Statistics of this spreadsheet benchmark can be found in the table below.

We hope the release of this spreadsheet dataset can facilitate futureu research in this and other related directions.
Data can be downloaded from this link.
The benchmark has 4 folders, each corresponds to an enterprise domain (Cisco, PGE, TI, Enron).
Furthermore, in our experiments we tested two ways of sampling test spreadsheets:
- (1) Random: randomly sample 10% from spreadsheets in the same enterprise domain as test cases;
- (2) Timestamp: order all spreadsheets by timestamps (last modified time), and use the most recently modified 10% spreadsheets as test cases.
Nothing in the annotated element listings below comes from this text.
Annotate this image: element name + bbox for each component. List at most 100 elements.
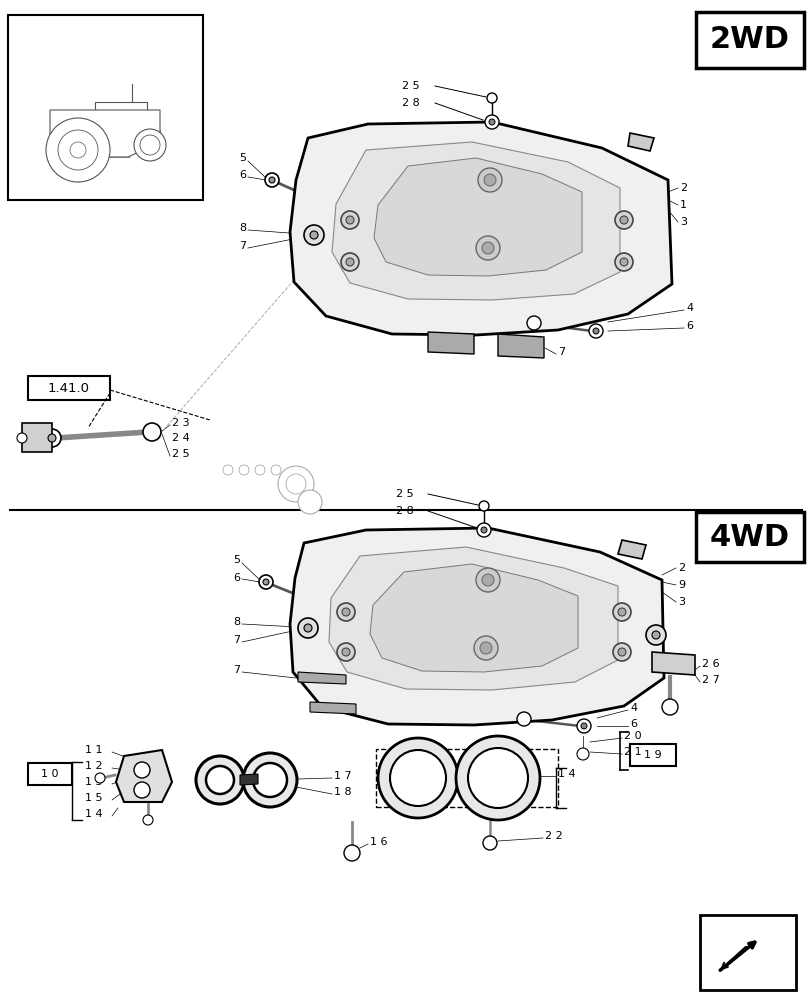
Text: 2 6: 2 6	[702, 659, 719, 669]
Circle shape	[617, 648, 625, 656]
Text: 1 0: 1 0	[41, 769, 58, 779]
Circle shape	[577, 748, 588, 760]
Circle shape	[271, 465, 281, 475]
Circle shape	[238, 465, 249, 475]
Circle shape	[195, 756, 243, 804]
Circle shape	[43, 429, 61, 447]
Circle shape	[456, 736, 539, 820]
Circle shape	[46, 118, 109, 182]
Text: 1 5: 1 5	[85, 793, 102, 803]
Bar	[695, 12, 803, 68]
Circle shape	[526, 316, 540, 330]
Text: 1 7: 1 7	[333, 771, 351, 781]
Circle shape	[95, 773, 105, 783]
Bar	[95, 102, 147, 130]
Circle shape	[614, 211, 633, 229]
Text: 6: 6	[685, 321, 692, 331]
Text: 2 2: 2 2	[544, 831, 562, 841]
Circle shape	[592, 328, 599, 334]
Circle shape	[345, 216, 354, 224]
Circle shape	[480, 527, 487, 533]
Circle shape	[612, 643, 630, 661]
Text: 6: 6	[238, 170, 246, 180]
Text: 1: 1	[679, 200, 686, 210]
Text: 8: 8	[238, 223, 246, 233]
Circle shape	[143, 815, 152, 825]
Circle shape	[482, 242, 493, 254]
Text: 2 4: 2 4	[172, 433, 190, 443]
Circle shape	[614, 253, 633, 271]
Polygon shape	[328, 547, 617, 690]
Circle shape	[341, 253, 358, 271]
Text: 1 2: 1 2	[85, 761, 102, 771]
Circle shape	[134, 782, 150, 798]
Text: 5: 5	[233, 555, 240, 565]
Text: 2 8: 2 8	[396, 506, 414, 516]
Polygon shape	[22, 423, 52, 452]
Text: 7: 7	[233, 665, 240, 675]
Circle shape	[298, 618, 318, 638]
Text: 2WD: 2WD	[709, 25, 789, 54]
Circle shape	[70, 142, 86, 158]
Circle shape	[277, 466, 314, 502]
Polygon shape	[290, 528, 663, 725]
Circle shape	[303, 624, 311, 632]
Text: 7: 7	[233, 635, 240, 645]
Polygon shape	[651, 652, 694, 675]
Circle shape	[478, 168, 501, 192]
Polygon shape	[116, 750, 172, 802]
Circle shape	[488, 119, 495, 125]
Circle shape	[341, 608, 350, 616]
Circle shape	[310, 231, 318, 239]
Circle shape	[259, 575, 272, 589]
Circle shape	[483, 174, 496, 186]
Text: 3: 3	[679, 217, 686, 227]
Circle shape	[651, 631, 659, 639]
Circle shape	[263, 579, 268, 585]
Circle shape	[476, 523, 491, 537]
Text: 1 1: 1 1	[85, 745, 102, 755]
Circle shape	[577, 719, 590, 733]
Circle shape	[581, 723, 586, 729]
Circle shape	[474, 636, 497, 660]
Text: 3: 3	[677, 597, 684, 607]
Text: 2: 2	[679, 183, 686, 193]
Circle shape	[58, 130, 98, 170]
Circle shape	[482, 574, 493, 586]
Text: 2 5: 2 5	[402, 81, 419, 91]
Bar	[28, 376, 109, 400]
Text: 6: 6	[233, 573, 240, 583]
Circle shape	[467, 748, 527, 808]
Bar	[375, 749, 557, 807]
Circle shape	[48, 434, 56, 442]
Circle shape	[588, 324, 603, 338]
Circle shape	[475, 236, 500, 260]
Circle shape	[341, 211, 358, 229]
Circle shape	[483, 836, 496, 850]
Circle shape	[612, 603, 630, 621]
Circle shape	[242, 753, 297, 807]
Text: 2 1: 2 1	[623, 747, 641, 757]
Text: 1 4: 1 4	[85, 809, 102, 819]
Circle shape	[139, 135, 160, 155]
Text: 1.41.0: 1.41.0	[48, 381, 90, 394]
Text: 7: 7	[238, 241, 246, 251]
Text: 1 4: 1 4	[557, 769, 575, 779]
Text: 6: 6	[629, 719, 636, 729]
Circle shape	[517, 712, 530, 726]
Circle shape	[484, 115, 499, 129]
Text: 1 6: 1 6	[370, 837, 387, 847]
Polygon shape	[627, 133, 653, 151]
Polygon shape	[332, 142, 620, 300]
Polygon shape	[370, 564, 577, 672]
Circle shape	[661, 699, 677, 715]
Text: 2 5: 2 5	[396, 489, 414, 499]
Circle shape	[134, 762, 150, 778]
Circle shape	[389, 750, 445, 806]
Text: 1 8: 1 8	[333, 787, 351, 797]
Circle shape	[268, 177, 275, 183]
Text: 1 3: 1 3	[85, 777, 102, 787]
Text: 2 3: 2 3	[172, 418, 190, 428]
Circle shape	[264, 173, 279, 187]
Circle shape	[479, 642, 491, 654]
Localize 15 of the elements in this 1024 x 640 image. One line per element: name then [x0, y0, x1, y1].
These two test settings correspond to the two sub-folders named "random" and "timestamp: under Cisco/PGE/TI/Enron, respectively.
benchmark
└───Cisco
│ └───random
│ └───timestamp
│ │ test_formulas.json
└───PGE
│ └───random
│ └───timestamp
│ │ test_formulas.json
└───TI
│ └───random
│ └───timestamp
│ │ test_formulas.json
└───Enron
│ └───random
│ └───timestamp
│ │ test_formulas.json
Each folder contains two sub-folders for reference workbooks and test workbooks. There is also a "test_formulas.json" file, which contains formulas sampled as test cases, where the format is "spreadsheet-file-name"---"sheet-name"---"row-id"---"col-id" (e.g., "244228682981234450530384331754331956360-mls-mqc-qos-converter-v1.xlsx---MQCtoMLSQOS---19---15").
This data set is released under the MICROSOFT RESEARCH LICENSE.
[1] Auto-Formula: Recommend Formulas in Spreadsheets using Contrastive Learning for Table Representations. TOFILL.